Stadtkirche Liestal

Freches Zwitschern und Geisterspuk: Das Einstiegsinstrument für Kinder von einer ganz anderen Seite

Der Blockflötist Maurice Steger trat mit den Chaarts Chamber Artists in der Stadtkirche Liestal auf. (Archivbild)

Der Blockflötist Maurice Steger trat mit den Chaarts Chamber Artists in der Stadtkirche Liestal auf. (Archivbild)

Maurice Steger und die Chaarts Chamber Artists gastierten in der Stadtkirche Liestal. Der Blockflötist spielt Werke von Antonio Vivaldi, Arcangelo Corelli und weiteren Komponisten.

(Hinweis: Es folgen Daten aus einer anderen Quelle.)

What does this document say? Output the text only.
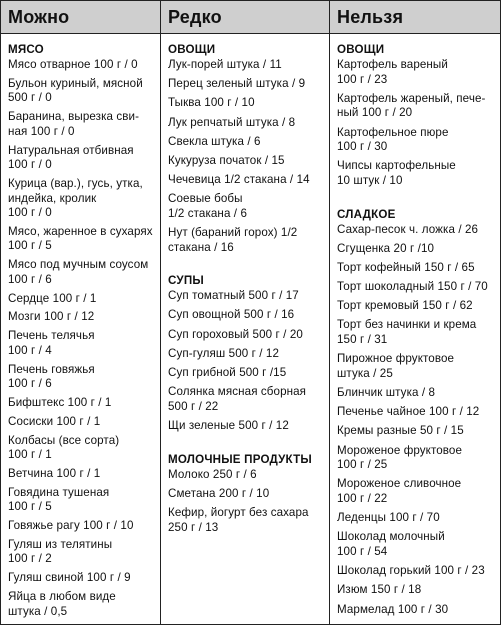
Можно	Редко	Нельзя
МЯСО
Мясо отварное 100 г / 0
Бульон куриный, мясной
500 г / 0
Баранина, вырезка сви-
ная 100 г / 0
Натуральная отбивная
100 г / 0
Курица (вар.), гусь, утка,
индейка, кролик
100 г / 0
Мясо, жаренное в сухарях
100 г / 5
Мясо под мучным соусом
100 г / 6
Сердце 100 г / 1
Мозги 100 г / 12
Печень телячья
100 г / 4
Печень говяжья
100 г / 6
Бифштекс 100 г / 1
Сосиски 100 г / 1
Колбасы (все сорта)
100 г / 1
Ветчина 100 г / 1
Говядина тушеная
100 г / 5
Говяжье рагу 100 г / 10
Гуляш из телятины
100 г / 2
Гуляш свиной 100 г / 9
Яйца в любом виде
штука / 0,5
ОВОЩИ
Лук-порей штука / 11
Перец зеленый штука / 9
Тыква 100 г / 10
Лук репчатый штука / 8
Свекла штука / 6
Кукуруза початок / 15
Чечевица 1/2 стакана / 14
Соевые бобы
1/2 стакана / 6
Нут (бараний горох) 1/2
стакана / 16
СУПЫ
Суп томатный 500 г / 17
Суп овощной 500 г / 16
Суп гороховый 500 г / 20
Суп-гуляш 500 г / 12
Суп грибной 500 г /15
Солянка мясная сборная
500 г / 22
Щи зеленые 500 г / 12
МОЛОЧНЫЕ ПРОДУКТЫ
Молоко 250 г / 6
Сметана 200 г / 10
Кефир, йогурт без сахара
250 г / 13
ОВОЩИ
Картофель вареный
100 г / 23
Картофель жареный, пече-
ный 100 г / 20
Картофельное пюре
100 г / 30
Чипсы картофельные
10 штук / 10
СЛАДКОЕ
Сахар-песок ч. ложка / 26
Сгущенка 20 г /10
Торт кофейный 150 г / 65
Торт шоколадный 150 г / 70
Торт кремовый 150 г / 62
Торт без начинки и крема
150 г / 31
Пирожное фруктовое
штука / 25
Блинчик штука / 8
Печенье чайное 100 г / 12
Кремы разные 50 г / 15
Мороженое фруктовое
100 г / 25
Мороженое сливочное
100 г / 22
Леденцы 100 г / 70
Шоколад молочный
100 г / 54
Шоколад горький 100 г / 23
Изюм 150 г / 18
Мармелад 100 г / 30
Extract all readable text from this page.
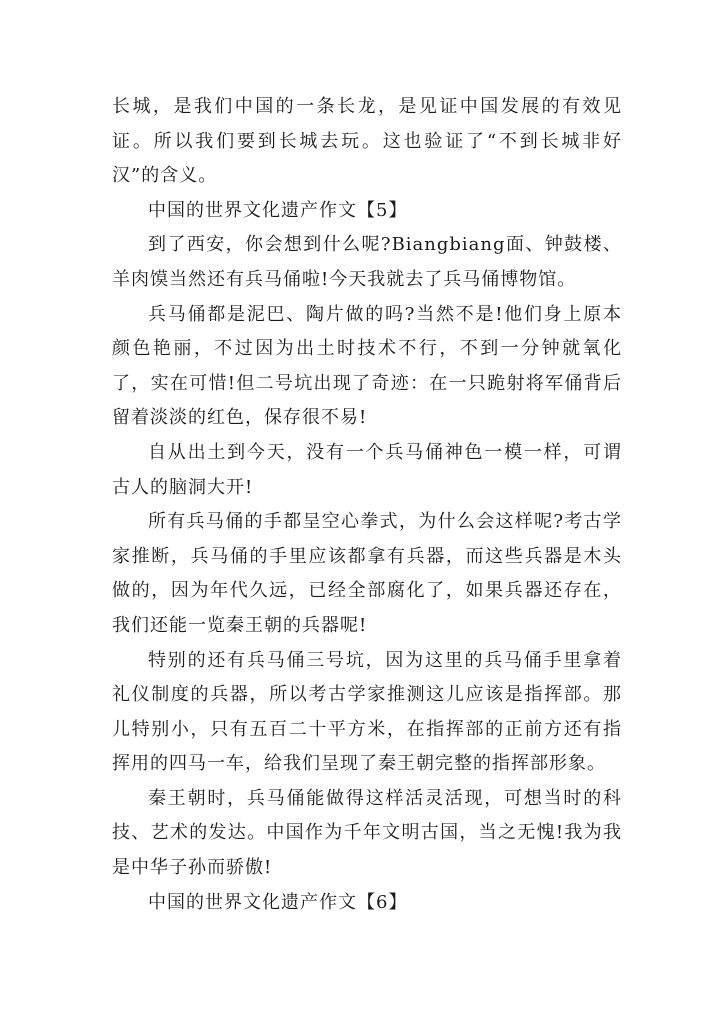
长城，是我们中国的一条长龙，是见证中国发展的有效见证。所以我们要到长城去玩。这也验证了“不到长城非好汉”的含义。

中国的世界文化遗产作文【5】

到了西安，你会想到什么呢?Biangbiang面、钟鼓楼、羊肉馍当然还有兵马俑啦!今天我就去了兵马俑博物馆。

兵马俑都是泥巴、陶片做的吗?当然不是!他们身上原本颜色艳丽，不过因为出土时技术不行，不到一分钟就氧化了，实在可惜!但二号坑出现了奇迹：在一只跪射将军俑背后留着淡淡的红色，保存很不易!

自从出土到今天，没有一个兵马俑神色一模一样，可谓古人的脑洞大开!

所有兵马俑的手都呈空心拳式，为什么会这样呢?考古学家推断，兵马俑的手里应该都拿有兵器，而这些兵器是木头做的，因为年代久远，已经全部腐化了，如果兵器还存在，我们还能一览秦王朝的兵器呢!

特别的还有兵马俑三号坑，因为这里的兵马俑手里拿着礼仪制度的兵器，所以考古学家推测这儿应该是指挥部。那儿特别小，只有五百二十平方米，在指挥部的正前方还有指挥用的四马一车，给我们呈现了秦王朝完整的指挥部形象。

秦王朝时，兵马俑能做得这样活灵活现，可想当时的科技、艺术的发达。中国作为千年文明古国，当之无愧!我为我是中华子孙而骄傲!

中国的世界文化遗产作文【6】
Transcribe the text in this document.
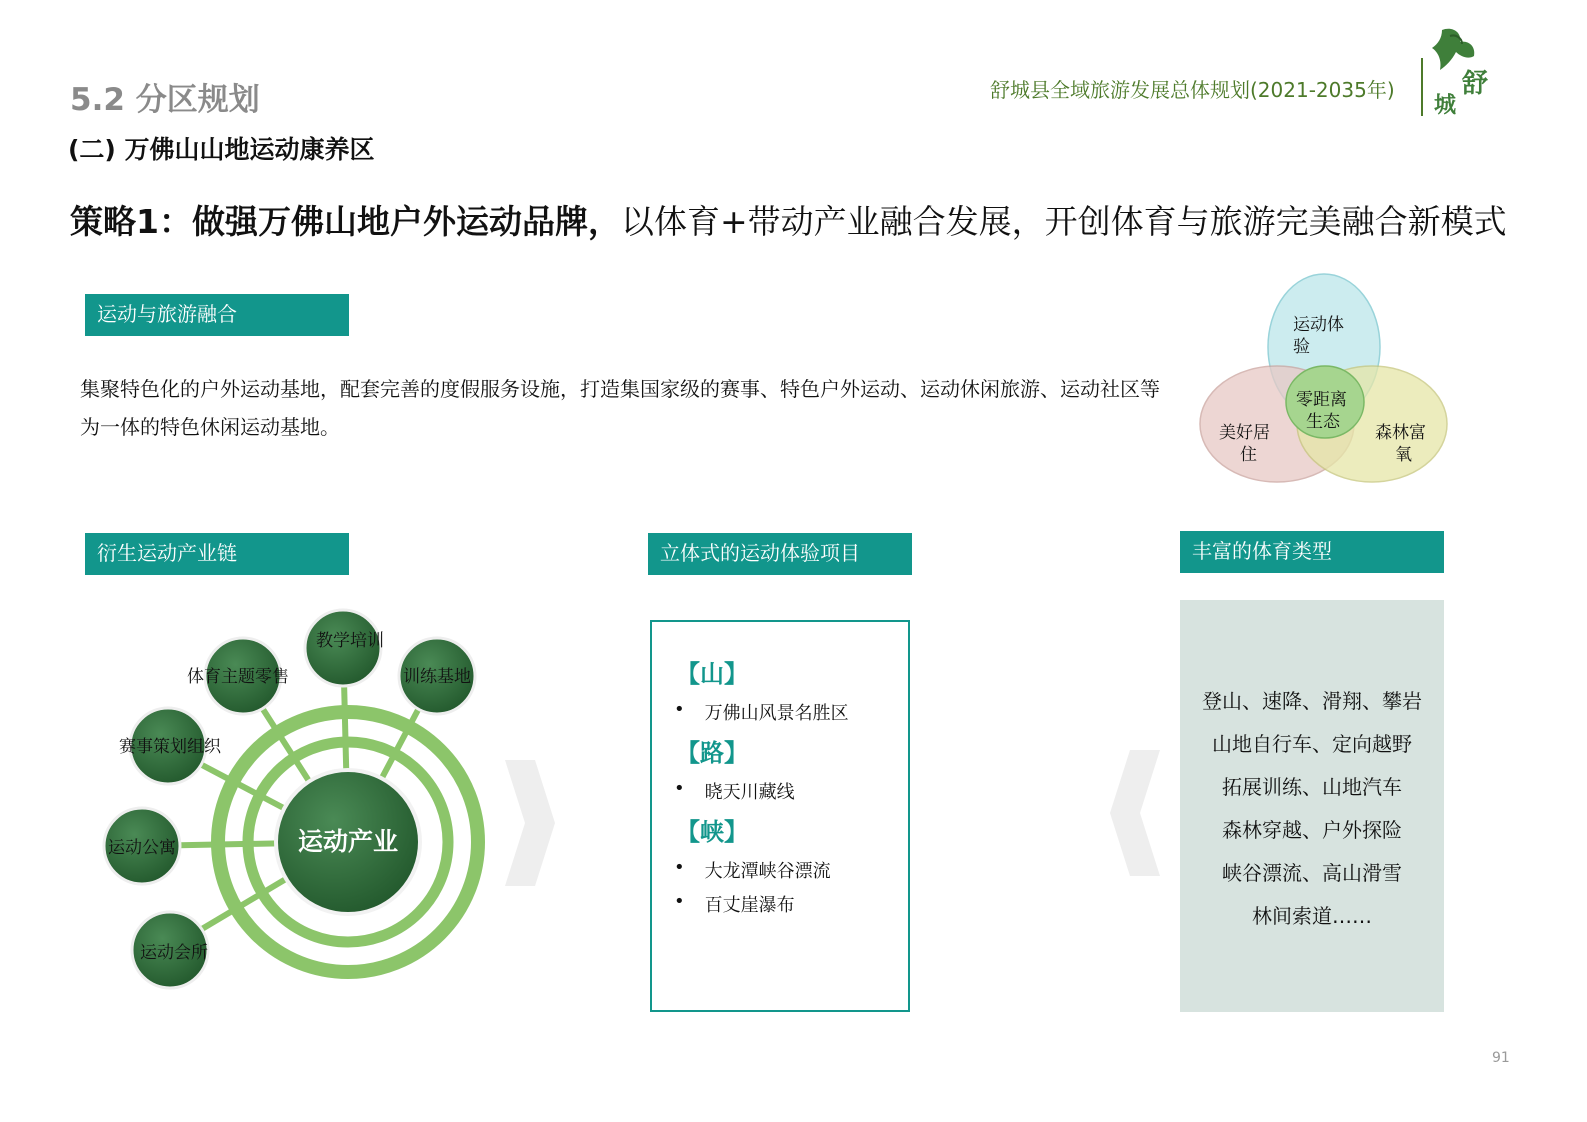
5.2 分区规划
(二) 万佛山山地运动康养区
舒城县全域旅游发展总体规划(2021-2035年)	舒
城
策略1：做强万佛山地户外运动品牌，以体育+带动产业融合发展，开创体育与旅游完美融合新模式
运动与旅游融合
集聚特色化的户外运动基地，配套完善的度假服务设施，打造集国家级的赛事、特色户外运动、运动休闲旅游、运动社区等为一体的特色休闲运动基地。
运动体
验
美好居
住
森林富
氧
零距离
生态
衍生运动产业链
运动产业
教学培训
体育主题零售	训练基地
赛事策划组织
运动公寓
运动会所
立体式的运动体验项目
【山】
• 万佛山风景名胜区
【路】
• 晓天川藏线
【峡】
• 大龙潭峡谷漂流
• 百丈崖瀑布
丰富的体育类型
登山、速降、滑翔、攀岩
山地自行车、定向越野
拓展训练、山地汽车
森林穿越、户外探险
峡谷漂流、高山滑雪
林间索道……
91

Die Blockflöte hat den Ruf, ein Einstiegsinstrument für Kinder zu sein, bevor zum «eigentlichen» Instrument gewechselt wird. Dass dies ein vorschnelles Urteil ist, stellt der Blockflötist Maurice Steger am Dienstagabend am Eröffnungskonzert der Baselbieter Konzerte unter Beweis. Mit einem Barockmusik-Programm bestehend aus Werken von Antonio Vivaldi, Arcangelo Corelli und weiteren, weniger bekannten Komponisten des 18. Jahrhunderts, zeigt er die Vielfalt dieses Instruments.

Oder doch besser dieser Instrumente: Bei jedem Stück zieht er eine neue Blockflöte hervor – in unterschiedlichen Farben, Grössen und Tonlagen. Schon ab dem ersten Ton der Einleitung des Corelli Concertos in A-Dur scheint Steger die Musik am ganzen Körper zu spüren, ist sofort mit Leib und Seele dabei. Beginnt er zu spielen, tänzelt er von einem Bein auf das andere, wippt auf die Zehenspitzen, setzt zum Sprung an oder wiegt sanft zur Musik, als ob er die Klänge mit Bewegungen nachempfinden wollte.

Es wimmelt nur so von raffinierten Verzierungen

Für jede der Blockflöten weiss Steger die Klanggestaltung anzupassen: Vom anmutig-singenden Ton bis zu einem frechen Zwitschern ist alles da. Besonders in den raffinierten Verzierungen, von denen es in diesen Werken nur so wimmelt, zeigt sich seine Virtuosität. Jeder Lauf ist präzise und brillant gestaltet. Seine Finger fliegen in schnellstem Tempo über die Flöte, sodass man ihnen mit den Augen kaum folgen kann.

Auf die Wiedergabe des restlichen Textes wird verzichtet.